Where is the company that has employees who make all customers happy all of the time? Any ebay seller should know the impossibility of that.
In the described situation, the complainant is probably unaware that postal guidelines now require that window clerks ask, for each mailed article, whether additional services are desired. It generates revenue in the first place, and offers the protection against claims for loss or damage in which the claimant charges that he or she was unaware that such things as insurance or delivery confirmation were available. It is true that some employees use those sorts of guidelines as a weapon when disgruntled over working conditions so that they may have the feeling that they are getting back by using more time per mailed item because of their strict application of published requirements. It's very difficult to discharge an employee for doing as he or she is told.
posted on May 12, 2001 10:25:57 AM new
That is the Rochester MI post office. The one up in Rochester Hills is much nicer.
You are right krs about using the rules as a weapon - can't remember where I read the term but it is called a white mutiny - that is probably a racist term but the only actual name I have heard for it and I don't know the origin. It is doing exactly what you were told to do with no variation or addition. I have never done that but I still had my boss one time come out and say "Oh no! You did exactly what I told you to do!!"
I would quit anywhere that made me that unhappy. It is not worth the unhappiness to stay. Surely they could find something else to do. The unemployment rate around here is under 2% and they pay closers at McDonald's
$8.50 an hour.
posted on May 12, 2001 01:07:21 PM new
Call it clerk mutiny to be more kosher, and they pay postal clerks around $16. an hour if they've been in long enough to work windows. That's not a general rule, and there will now commence a symphony of objection relating case by case how this one is $14. or this one is $17. and all that dumb stuff, but they make more than your McDonald's closers.
posted on May 12, 2001 01:32:23 PM new
Yeah you would have to have some kind of skill to get that elsewhere. That is the range here you could get for a specialized secretary such as legal or medical or a manual machinist who did not specialize in something like tools/molds/dies.
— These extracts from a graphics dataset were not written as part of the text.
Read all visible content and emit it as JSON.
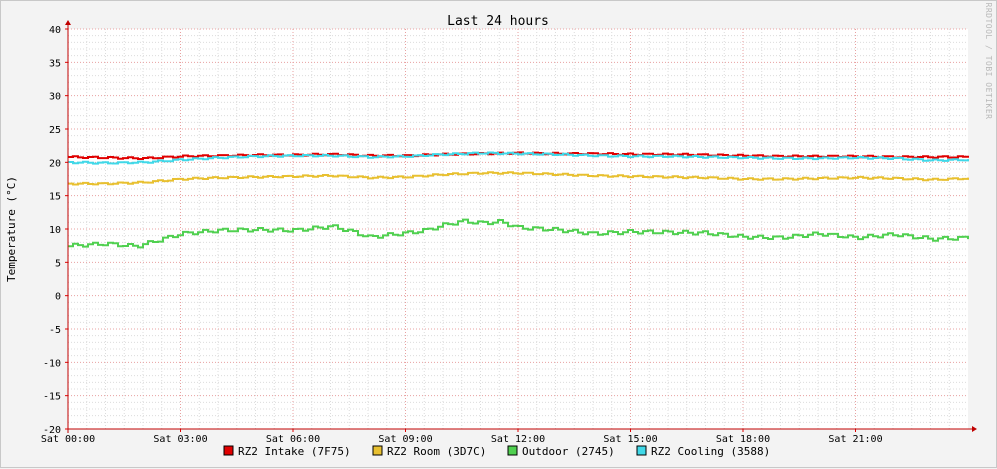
{
  "chart_data": {
    "type": "line",
    "title": "Last 24 hours",
    "ylabel": "Temperature (°C)",
    "xlabel": "",
    "watermark": "RRDTOOL / TOBI OETIKER",
    "ylim": [
      -20,
      40
    ],
    "yticks": [
      -20,
      -15,
      -10,
      -5,
      0,
      5,
      10,
      15,
      20,
      25,
      30,
      35,
      40
    ],
    "xlim": [
      0,
      24
    ],
    "xticks": [
      {
        "x": 0,
        "label": "Sat 00:00"
      },
      {
        "x": 3,
        "label": "Sat 03:00"
      },
      {
        "x": 6,
        "label": "Sat 06:00"
      },
      {
        "x": 9,
        "label": "Sat 09:00"
      },
      {
        "x": 12,
        "label": "Sat 12:00"
      },
      {
        "x": 15,
        "label": "Sat 15:00"
      },
      {
        "x": 18,
        "label": "Sat 18:00"
      },
      {
        "x": 21,
        "label": "Sat 21:00"
      }
    ],
    "grid": true,
    "legend_position": "bottom",
    "series": [
      {
        "name": "RZ2 Intake (7F75)",
        "color": "#e00000",
        "x": [
          0,
          1,
          2,
          3,
          4,
          5,
          6,
          7,
          8,
          9,
          10,
          11,
          12,
          13,
          14,
          15,
          16,
          17,
          18,
          19,
          20,
          21,
          22,
          23,
          24
        ],
        "y": [
          20.8,
          20.7,
          20.6,
          20.9,
          21.0,
          21.1,
          21.1,
          21.2,
          21.0,
          21.0,
          21.2,
          21.3,
          21.4,
          21.3,
          21.3,
          21.2,
          21.2,
          21.1,
          21.0,
          20.9,
          20.9,
          20.9,
          20.8,
          20.8,
          20.8
        ]
      },
      {
        "name": "RZ2 Room (3D7C)",
        "color": "#e8c030",
        "x": [
          0,
          1,
          2,
          3,
          4,
          5,
          6,
          7,
          8,
          9,
          10,
          11,
          12,
          13,
          14,
          15,
          16,
          17,
          18,
          19,
          20,
          21,
          22,
          23,
          24
        ],
        "y": [
          16.8,
          16.8,
          17.0,
          17.5,
          17.7,
          17.8,
          17.9,
          18.0,
          17.7,
          17.8,
          18.2,
          18.4,
          18.4,
          18.2,
          18.0,
          17.9,
          17.8,
          17.7,
          17.5,
          17.5,
          17.6,
          17.7,
          17.6,
          17.4,
          17.6
        ]
      },
      {
        "name": "Outdoor (2745)",
        "color": "#50d050",
        "x": [
          0,
          1,
          1.8,
          2.5,
          3,
          4,
          5,
          6,
          7,
          7.5,
          8,
          9,
          9.5,
          10,
          10.5,
          11,
          11.5,
          12,
          13,
          14,
          15,
          16,
          17,
          18,
          19,
          20,
          21,
          22,
          23,
          24
        ],
        "y": [
          7.5,
          7.8,
          7.4,
          8.5,
          9.3,
          9.8,
          9.9,
          9.8,
          10.4,
          9.7,
          8.8,
          9.4,
          9.8,
          10.6,
          11.2,
          10.9,
          11.1,
          10.2,
          9.9,
          9.3,
          9.6,
          9.5,
          9.4,
          8.8,
          8.7,
          9.3,
          8.7,
          9.2,
          8.5,
          8.7
        ]
      },
      {
        "name": "RZ2 Cooling (3588)",
        "color": "#40d8e8",
        "x": [
          0,
          1,
          2,
          3,
          4,
          5,
          6,
          7,
          8,
          9,
          10,
          11,
          12,
          13,
          14,
          15,
          16,
          17,
          18,
          19,
          20,
          21,
          22,
          23,
          24
        ],
        "y": [
          20.0,
          19.9,
          20.0,
          20.4,
          20.7,
          20.9,
          21.0,
          21.0,
          20.8,
          20.9,
          21.2,
          21.4,
          21.3,
          21.2,
          21.0,
          20.9,
          20.9,
          20.8,
          20.7,
          20.6,
          20.6,
          20.7,
          20.6,
          20.3,
          20.4
        ]
      }
    ]
  }
}
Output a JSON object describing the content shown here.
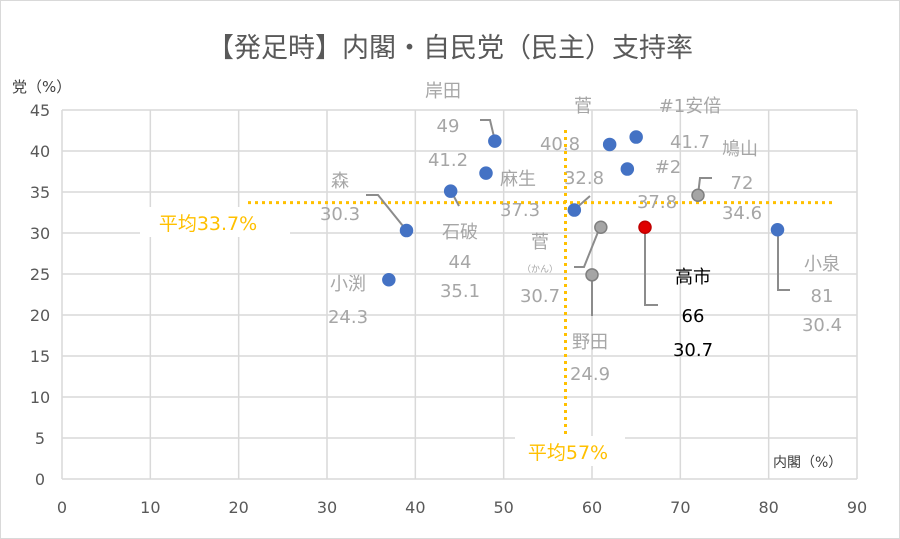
{
  "chart_data": {
    "type": "scatter",
    "title": "【発足時】内閣・自民党（民主）支持率",
    "xlabel": "内閣（%）",
    "ylabel": "党（%）",
    "xlim": [
      0,
      90
    ],
    "ylim": [
      0,
      45
    ],
    "xticks": [
      "0",
      "10",
      "20",
      "30",
      "40",
      "50",
      "60",
      "70",
      "80",
      "90"
    ],
    "yticks": [
      "0",
      "5",
      "10",
      "15",
      "20",
      "25",
      "30",
      "35",
      "40",
      "45"
    ],
    "grid": true,
    "colors": {
      "blue": "#4472C4",
      "gray": "#A5A5A5",
      "red": "#E00000",
      "label": "#A6A6A6",
      "avg": "#FFC000",
      "grid": "#D9D9D9"
    },
    "averages": {
      "y": 33.7,
      "x": 57,
      "y_label": "平均33.7%",
      "x_label": "平均57%"
    },
    "points": [
      {
        "name": "岸田",
        "x": 49,
        "y": 41.2,
        "color": "blue",
        "lx": "49",
        "ly": "41.2"
      },
      {
        "name": "菅",
        "x": 62,
        "y": 40.8,
        "color": "blue",
        "lx": "",
        "ly": "40.8"
      },
      {
        "name": "#1安倍",
        "x": 65,
        "y": 41.7,
        "color": "blue",
        "lx": "",
        "ly": "41.7"
      },
      {
        "name": "#2",
        "x": 64,
        "y": 37.8,
        "color": "blue",
        "lx": "",
        "ly": "37.8"
      },
      {
        "name": "麻生",
        "x": 48,
        "y": 37.3,
        "color": "blue",
        "lx": "",
        "ly": "37.3"
      },
      {
        "name": "",
        "x": 58,
        "y": 32.8,
        "color": "blue",
        "lx": "",
        "ly": "32.8"
      },
      {
        "name": "石破",
        "x": 44,
        "y": 35.1,
        "color": "blue",
        "lx": "44",
        "ly": "35.1"
      },
      {
        "name": "森",
        "x": 39,
        "y": 30.3,
        "color": "blue",
        "lx": "",
        "ly": "30.3"
      },
      {
        "name": "小渕",
        "x": 37,
        "y": 24.3,
        "color": "blue",
        "lx": "",
        "ly": "24.3"
      },
      {
        "name": "小泉",
        "x": 81,
        "y": 30.4,
        "color": "blue",
        "lx": "81",
        "ly": "30.4"
      },
      {
        "name": "鳩山",
        "x": 72,
        "y": 34.6,
        "color": "gray",
        "lx": "72",
        "ly": "34.6"
      },
      {
        "name": "菅",
        "sub": "（かん）",
        "x": 61,
        "y": 30.7,
        "color": "gray",
        "lx": "",
        "ly": "30.7"
      },
      {
        "name": "野田",
        "x": 60,
        "y": 24.9,
        "color": "gray",
        "lx": "",
        "ly": "24.9"
      },
      {
        "name": "高市",
        "x": 66,
        "y": 30.7,
        "color": "red",
        "lx": "66",
        "ly": "30.7"
      }
    ]
  }
}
That's about what a non-union carpender is getting here.The auto
people make more but there are not near as many of those jobs as there used to be.
That's about $3.00 an hour more than I thought they made - I'm out of date.
I just meant the McDonalds to show how tight the market is here. There are signs outside just about everywhere saying they need people. Our favorite little Lapunas Coney near us was offering $12.00 an hour to do food service and they get great tips. The tip can in that place must run several hundred bucks a day for 4 guys to split. They yell and toss stuff and ring a bell when you dump money in the tip can and just generally have a good time kidding each other. Nice to see someone enjoying what they do like that. People like it well enough that there is a line down the sidewalk most days to get in the place.